I’ve been aware of Clare Leighton for a long time. Firstly, as the sister of Roland Leighton, Vera Brittain’s fiancé who was killed just before Christmas 1915. Roland’s death & the other bereavements Vera suffered during WWI were devastating for Vera as they must also have been for the Leighton family. Vera writes about them in Testament of Youth, one of my favourite books. Later, I came to know Clare Leighton as a wood engraver. Early editions of the Persephone Quarterly were illustrated with beautiful woodcuts, many by Clare Leighton, including the lovely one on the cover of this reprint of Four Hedges, called A Lapful of Windfalls.
Four Hedges is the story of a year in the garden of Clare & her partner, Noel Brailsford, in the 1930s. The garden was on a slope of the Chiltern Hills, exposed to ferocious winds & the soil was an unforgiving chalk. The four hedges were a necessary shelter for the plants within. Yet the struggle to cultivate the soil & grow anything at all is a part of the charm of the book &, I suspect, to Leighton herself. I don’t think she would have been happy in an easy garden with fertile soil & no problems to overcome. She returns home from a visit to such a garden even more determined to succeed with the challenges of her own place. The hard work of the garden is welcomed & appreciated just as much as the fruits of the garden. Clare & Noel take delight in planning, reading catalogues & making lists as well as mowing the meadow & weeding. Their ambitions are lofty but realistic. The delight of the book is Leighton’s intimate descriptions of the plants & animals that live in her garden. I’m not going to rhapsodise about the writing, I’m just going to let you enjoy a few passages along with some of the many woodcuts that illustrate the book.
And then rain falls, a gentle “growing” rain, as the villagers call it. They look upon it as a friend. To love rain one must live in the country. It falls for several days and the plants strengthen and swell. The faces of the villagers glow as we meet them and discuss it. I listen to it as lie awake one night. There is at first silence, for the rain has ceased. This silence is so dense as to seem to be black. Then comes the silky rustle of soft rain like the sound of a gentle wind in a ripening cornfield. Some while after comes the steady drip of the rain from the pipes into the rain-water tank.
These days of sun demoralise us. We should be working and gardening hard. But it is lovely to lie on my back under the chestnut tree, looking up at the sky; to feel patches of warmth moving over my body as the sun shifts behind different branches and leaves of the trees; to see the insects hover above me and to wonder if, with luck, one of the swallows that twitter high in the air will sweep low near my hand to catch the insects. But for some time now the sun has been behind the thicker part of the chestnut leaves.
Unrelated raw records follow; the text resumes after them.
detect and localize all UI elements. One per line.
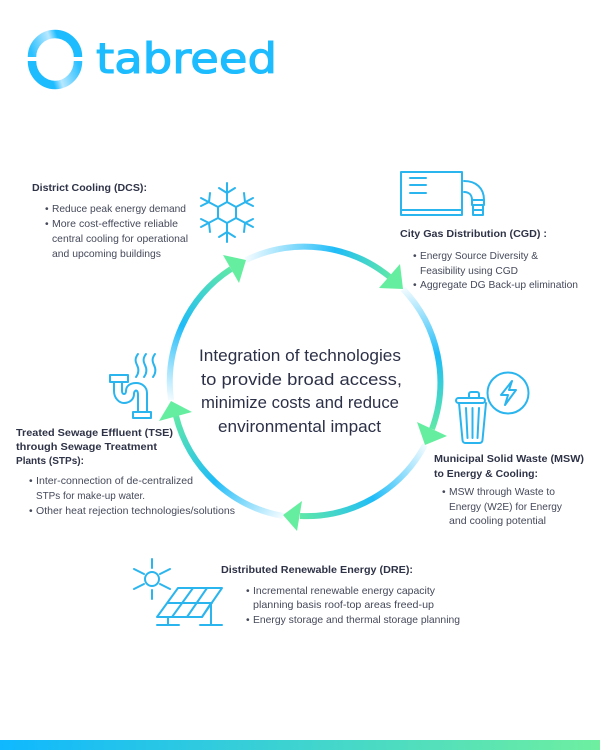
text: Municipal Solid Waste: MSW through Waste to xyxy=(449,487,555,498)
text: City Gas Distribution xyxy=(400,228,578,291)
logo ring mark xyxy=(32,34,78,85)
icon: gas unit with pipe xyxy=(401,172,484,215)
center statement: environmental impact xyxy=(218,417,381,436)
text: Municipal Solid Waste: to Energy & Cooling: xyxy=(434,468,538,480)
text: Municipal Solid Waste: Municipal Solid Waste (MSW) xyxy=(434,453,584,465)
text: City Gas Distribution: Feasibility using CGD xyxy=(420,266,518,277)
text: Treated Sewage Effluent xyxy=(16,427,235,517)
text: District Cooling: More cost-effective reliable xyxy=(52,219,178,230)
arrow: MSW to DRE xyxy=(283,445,425,531)
text: Municipal Solid Waste: • xyxy=(442,487,446,498)
text: Municipal Solid Waste: and cooling potential xyxy=(449,516,546,527)
center statement: Integration of technologies xyxy=(199,346,401,365)
text: District Cooling: • xyxy=(45,219,49,230)
text: Treated Sewage Effluent: through Sewage Treatment xyxy=(16,441,158,453)
text: District Cooling: and upcoming buildings xyxy=(52,249,161,260)
text: Treated Sewage Effluent: Inter-connection of de-centralized xyxy=(36,476,193,487)
text: Distributed Renewable Energy xyxy=(221,564,460,626)
text: Distributed Renewable Energy: Distributed Renewable Energy (DRE): xyxy=(221,564,413,576)
text: City Gas Distribution: Aggregate DG Back-up elimination xyxy=(420,280,578,291)
text: City Gas Distribution: Energy Source Diversity & xyxy=(420,251,538,262)
logo wordmark: tabreed xyxy=(96,34,277,83)
footer gradient bar xyxy=(0,740,600,750)
text: Distributed Renewable Energy: planning basis roof-top areas freed-up xyxy=(253,600,434,611)
text: Treated Sewage Effluent: • xyxy=(29,506,33,517)
arrow: CGD to MSW xyxy=(403,289,447,445)
text: Treated Sewage Effluent: Plants (STPs): xyxy=(16,455,84,467)
text: District Cooling: • xyxy=(45,204,49,215)
icon: trash bin with energy bolt xyxy=(456,372,528,443)
text: Distributed Renewable Energy: • xyxy=(246,586,250,597)
text: District Cooling: District Cooling (DCS): xyxy=(32,182,147,194)
icon: snowflake xyxy=(201,183,253,242)
text: District Cooling xyxy=(32,182,188,260)
text: Municipal Solid Waste: Energy (W2E) for Energy xyxy=(449,502,563,513)
text: District Cooling: Reduce peak energy demand xyxy=(52,204,186,215)
text: Distributed Renewable Energy: Incremental renewable energy capacity xyxy=(253,586,436,597)
text: Treated Sewage Effluent: • xyxy=(29,476,33,487)
text: City Gas Distribution: City Gas Distribution (CGD) : xyxy=(400,228,547,240)
icon: sun and solar panel xyxy=(134,559,222,625)
text: Treated Sewage Effluent: STPs for make-up water. xyxy=(36,491,145,502)
center statement: to provide broad access, xyxy=(201,370,402,389)
text: Treated Sewage Effluent: Other heat rejection technologies/solutions xyxy=(36,506,235,517)
text: City Gas Distribution: • xyxy=(413,280,417,291)
icon: sewage pipe with heat waves xyxy=(110,354,155,418)
arrow: DRE to TSE xyxy=(159,401,283,516)
circular arrow cycle xyxy=(159,247,447,531)
text: Distributed Renewable Energy: • xyxy=(246,615,250,626)
text: City Gas Distribution: • xyxy=(413,251,417,262)
center statement: minimize costs and reduce xyxy=(201,393,399,412)
arrow: TSE to DCS xyxy=(170,255,246,400)
text: Municipal Solid Waste xyxy=(434,453,584,527)
logo: tabreed xyxy=(32,34,277,85)
text: Distributed Renewable Energy: Energy storage and thermal storage planning xyxy=(253,615,460,626)
text: Treated Sewage Effluent: Treated Sewage Effluent (TSE) xyxy=(16,427,173,439)
arrow: DCS to CGD xyxy=(246,247,403,289)
center statement xyxy=(199,346,402,436)
text: District Cooling: central cooling for operational xyxy=(52,234,188,245)
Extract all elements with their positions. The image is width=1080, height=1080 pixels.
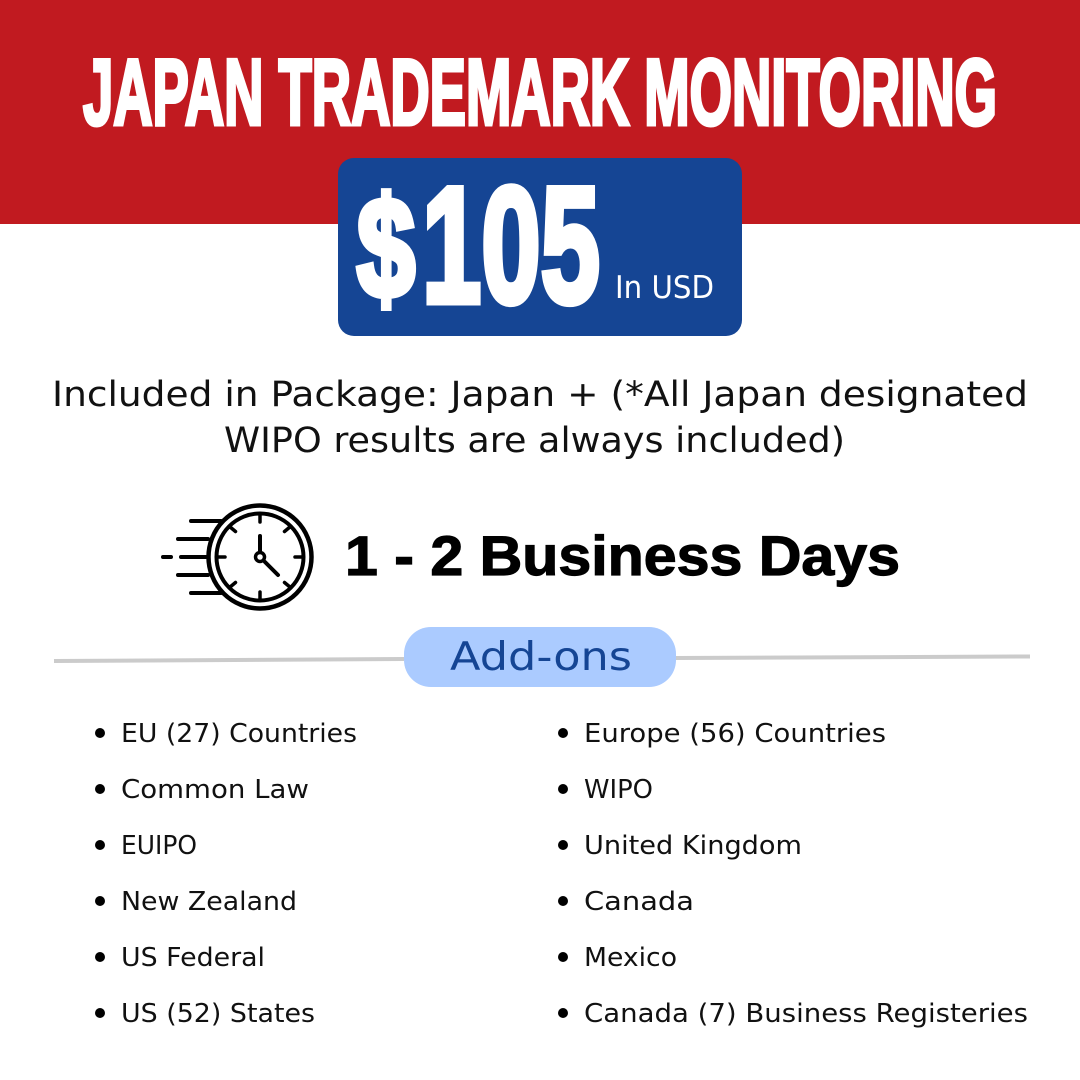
- add-ons list: left column: Common Law: [121, 775, 309, 805]
- price amount: $: [357, 169, 415, 328]
- package description: [52, 375, 1028, 461]
- turnaround time: 1 - 2 Business Days: [345, 524, 900, 587]
- add-ons pill: [404, 627, 676, 687]
- add-ons list: right column: Europe (56) Countries: [584, 719, 886, 749]
- icon: fast clock: [163, 506, 312, 608]
- add-ons list: right column: Canada: [584, 887, 694, 917]
- price amount: [357, 153, 600, 337]
- add-ons label: Add-ons: [450, 635, 632, 680]
- add-ons list: left column: New Zealand: [121, 887, 297, 917]
- add-ons list: left column: EU (27) Countries: [121, 719, 357, 749]
- add-ons list: left column: US (52) States: [121, 999, 315, 1029]
- price amount: 105: [422, 153, 600, 337]
- add-ons divider: [54, 627, 1030, 687]
- package description: WIPO results are always included): [224, 421, 845, 461]
- red header band: [0, 0, 1080, 224]
- currency note: In USD: [615, 270, 714, 306]
- add-ons list: right column: [558, 719, 1028, 1029]
- add-ons list: left column: US Federal: [121, 943, 265, 973]
- price badge: [338, 153, 742, 337]
- add-ons list: right column: Canada (7) Business Registeries: [584, 999, 1028, 1029]
- add-ons list: right column: WIPO: [584, 775, 653, 805]
- add-ons list: right column: Mexico: [584, 943, 677, 973]
- add-ons list: left column: EUIPO: [121, 831, 197, 861]
- add-ons list: right column: United Kingdom: [584, 831, 802, 861]
- package description: Included in Package: Japan + (*All Japan designated: [52, 375, 1028, 415]
- add-ons list: left column: [95, 719, 357, 1029]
For there is the same beauty in the shape of the scythe that is in all fundamental things, where shape has been determined by need; so does one think of the lines of a boat, or the curve of a waggon. The sun shines on his back and arms as he swings the scythe, a figure of clear-cut light and shadow. The grasses are so dry this rainless summer that it is like cutting wire; even the dew of early morning soon vanishes and the resisting grasses blunt the blade. Noel has to stop often to sharpen the blade. He holds it upright, stroking the blade with the whetstone along its length on either side. He stands thus ennobled, for there is no pose that is not lyrical and rhythmic when it is tied to the sweeping lines of a scythe.
It is no wonder that we spend so much time with the fruit tree catalogues, for they contain the most engaging descriptions. In them we learn that one apple tree is a “shy bearer”. Another “is not suitable for orchards where cattle graze, as it has a weeping habit.” … The Irish Peach should be eaten from the tree. This would seem to make of apple eating a most serious occupation. We wonder if we have hitherto been too casual…. We read that Allen’s everlasting is “a bad character,” and it is with disappointment that we learn that he is so condemned merely because he does not ripen in cold years. Our malice whetted, we see that Beauty of Bath is “self-sterile,” a condition not uncommon in that resort, and that Baumann’s Reinette is “more pleasing to the eye than to the palate.”
We should never take our gardens too seriously. It is hard to curb ourselves in this, if we have any love for our plants, even as it is difficult to take a walk round the garden without pulling up weeds… It is better to have a few weeds and untidy edges to our flower beds, and to enjoy our garden, than to allow ourselves to be dominated by it. To be able occasionally to shut our eyes to weeds is a great art. Let us relax in our gardens, and as a dear old countrywoman used to say, let us “poddle” in them. We waste else the very beauty for which we have worked.
My copy of Four Hedges is a reprint from Little Toller Books, an imprint of The Dovecote Press. It’s a beautiful object as well as a delightful read, with lots of woodcut illustrations, and French flaps. Little Toller specialize in books about the English countryside & they have some very tempting books on their list. My only disappointment was that my copy of Four Hedges was misbound so I ended up with two Octobers & no December.
Without planning it, I’ve read two illustrated books in the past week. By coincidence, the other book was also being read by Lynne over at Dovegreyreader. I’ll be reviewing it in a few days.